Satire in der ARD: Staatsanwältin kam nicht aus Köln
„Haben Sie sich nicht gefragt, warum er Ihnen Hilfe angeboten hat, obwohl er sie gar nicht kannte?“, fragt eine junge Staatsanwältin in dem Film. Sie kam nicht aus Köln. Sie kannte Köln nicht: Die korrupte Stadtgesellschaft nicht, aber auch nicht die gute Grundhaltung all derer, die diese Stadt für ihre unkomplizierte, menschliche Hilfsbereitschaft lieben.
Was in der Satire als „ekelhaft nett“ bezeichnet wird, ist die dreiste und gemeine Ausprägung des Klüngels. Dass es das gab, ist unbestritten. Das haben Gerichte festgestellt. Gefälligkeiten werden da zur „Grundlage für die richtigen Geschäfte“. Der schmierige Baulöwe verlangt im Film von einem städtischen Bürokraten, „Dankbarkeit“ zu zeigen und Gesetze zu verletzen: Eine klassische Korruptions-Beziehung. An einer Stelle des Films stöhnt jemand über die vordergründige Mischung aus „Bräsigkeit, ‚joode Fründe‘ und Alaaf“, hinter der es „knallhart“ zugehe.

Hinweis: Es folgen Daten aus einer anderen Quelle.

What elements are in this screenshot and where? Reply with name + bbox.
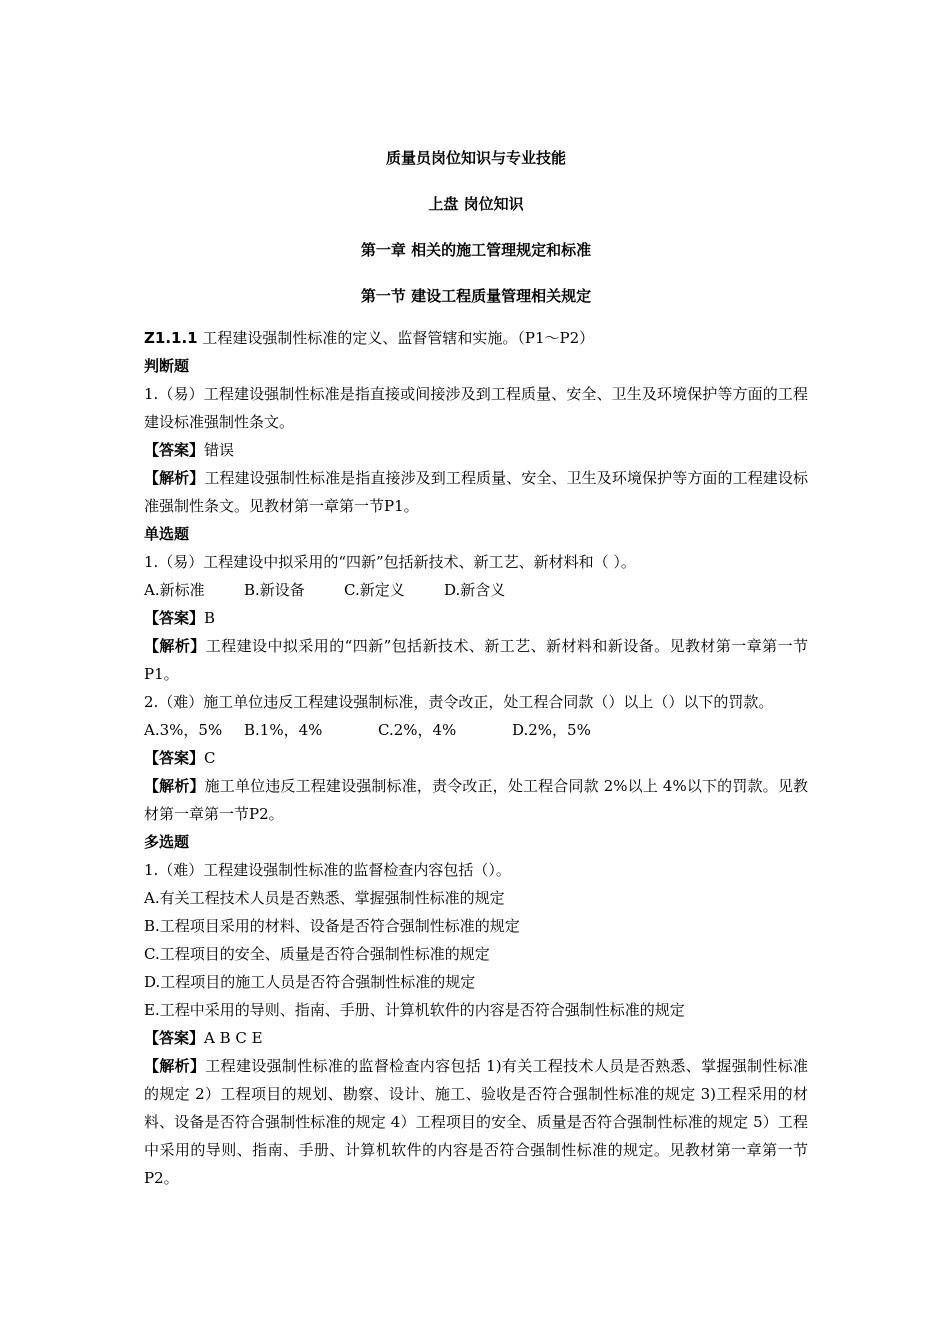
analysis-text: 工程建设中拟采用的“四新”包括新技术、新工艺、新材料和新设备。见教材第一章第一节P1。: [144, 637, 808, 683]
judgment-q1-analysis: [144, 464, 808, 520]
analysis-text: 工程建设强制性标准的监督检查内容包括 1)有关工程技术人员是否熟悉、掌握强制性标准的规定 2）工程项目的规划、勘察、设计、施工、验收是否符合强制性标准的规定 3)工程采用的材料、设备是否符合强制性标准的规定 4）工程项目的安全、质量是否符合强制性标准的规定 5）工程中采用的导则、指南、手册、计算机软件的内容是否符合强制性标准的规定。见教材第一章第一节P2。: [144, 1057, 808, 1187]
multiple-q1-question: 1.（难）工程建设强制性标准的监督检查内容包括（）。: [144, 861, 511, 879]
judgment-q1-question: 1.（易）工程建设强制性标准是指直接或间接涉及到工程质量、安全、卫生及环境保护等方面的工程建设标准强制性条文。: [144, 385, 808, 431]
option-c: C.工程项目的安全、质量是否符合强制性标准的规定: [144, 945, 490, 963]
option-b: B.新设备: [244, 581, 305, 599]
judgment-q1-answer: [144, 436, 808, 464]
topic-line: [144, 324, 808, 352]
option-d: D.工程项目的施工人员是否符合强制性标准的规定: [144, 973, 476, 991]
multiple-q1-analysis: [144, 1052, 808, 1192]
single-q1-answer: [144, 604, 808, 632]
analysis-label: 【解析】: [144, 637, 206, 655]
analysis-label: 【解析】: [144, 1057, 206, 1075]
part-title: 上盘 岗位知识: [428, 195, 524, 213]
analysis-text: 工程建设强制性标准是指直接涉及到工程质量、安全、卫生及环境保护等方面的工程建设标准强制性条文。见教材第一章第一节P1。: [144, 469, 808, 515]
single-q2-analysis: [144, 772, 808, 828]
answer-value: 错误: [204, 441, 235, 459]
single-q2-question: 2.（难）施工单位违反工程建设强制标准，责令改正，处工程合同款（）以上（）以下的罚款。: [144, 693, 774, 711]
single-q1-analysis: [144, 632, 808, 688]
option-b: B.1%，4%: [244, 721, 323, 739]
answer-value: B: [204, 609, 216, 627]
answer-label: 【答案】: [144, 609, 205, 627]
single-q1-question: 1.（易）工程建设中拟采用的“四新”包括新技术、新工艺、新材料和（ ）。: [144, 553, 636, 571]
option-a: A.新标准: [144, 581, 205, 599]
option-c: C.新定义: [344, 581, 405, 599]
option-a: A.3%，5%: [144, 721, 223, 739]
section-title: 第一节 建设工程质量管理相关规定: [360, 287, 592, 305]
option-a: A.有关工程技术人员是否熟悉、掌握强制性标准的规定: [144, 889, 505, 907]
multiple-heading: 多选题: [144, 833, 190, 851]
multiple-q1-answer: [144, 1024, 808, 1052]
analysis-label: 【解析】: [144, 469, 205, 487]
option-c: C.2%，4%: [378, 721, 457, 739]
single-heading: 单选题: [144, 525, 190, 543]
option-b: B.工程项目采用的材料、设备是否符合强制性标准的规定: [144, 917, 520, 935]
analysis-label: 【解析】: [144, 777, 205, 795]
document-page: [144, 140, 808, 1192]
answer-label: 【答案】: [144, 441, 205, 459]
option-d: D.2%，5%: [512, 721, 591, 739]
topic-code: Z1.1.1: [144, 329, 198, 347]
single-q2-answer: [144, 744, 808, 772]
answer-label: 【答案】: [144, 749, 205, 767]
analysis-text: 施工单位违反工程建设强制标准，责令改正，处工程合同款 2%以上 4%以下的罚款。见教材第一章第一节P2。: [144, 777, 808, 823]
chapter-title: 第一章 相关的施工管理规定和标准: [360, 241, 592, 259]
option-d: D.新含义: [444, 581, 506, 599]
option-e: E.工程中采用的导则、指南、手册、计算机软件的内容是否符合强制性标准的规定: [144, 1001, 685, 1019]
single-q1-options: [144, 576, 808, 604]
single-q2-options: [144, 716, 808, 744]
answer-label: 【答案】: [144, 1029, 205, 1047]
main-title: 质量员岗位知识与专业技能: [385, 149, 566, 167]
answer-value: A B C E: [204, 1029, 263, 1047]
answer-value: C: [204, 749, 216, 767]
topic-text: 工程建设强制性标准的定义、监督管辖和实施。（P1～P2）: [197, 329, 595, 347]
judgment-heading: 判断题: [144, 357, 190, 375]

Die Ära dieser Korruptions-Klüngler ist hoffentlich vorbei. Sie haben es übertrieben. Sie haben diese Satire als mediale Ohrfeige wahrlich verdient. Denn sie haben Köln geschadet: Finanziell, rechtlich, vom Ruf her. Sie haben ihre Opfer gedemütigt, bis diese mit gemacht haben im dubiosen Millionen-Spiel zu Lasten der Steuerzahler. Sie haben uns Kölnerinnen und Kölner betrogen. „Wenn Sie das so sehen…“, räumt der Baulöwe im ARD-Streifen gedankenverloren ein. Alleine damit hat er sich als echter Klüngler disqualifiziert.
Kölscher Klüngel geht anders
In unserem Millionendorf am Rhein ist das aber kein Alltag. Wir Kölnerinnen und Kölner wären viel zu lebensfroh und vergesslich, um uns kleine Alltags-Hilfen in einem Buch zu notieren. Wir demütigen nicht und verteilen keine Ohrfeigen. Wir hören auf unser Unrechtsbewusstsein, wenn jemand dreist wird und uns in die Korruption ziehen will. Wir lassen uns den guten Klüngel nicht nehmen, laden uns auch weiterhin ohne Hintergedanken gegenseitig zum Kölsch ein.
Kölscher Klüngel kann missbraucht werden
Lächerlich sind bloß diejenigen, die den Klüngel für eigene Zwecke missbrauchen. Hoffentlich gibt es sie wirklich nur noch im fiktionalen Fernsehfilm.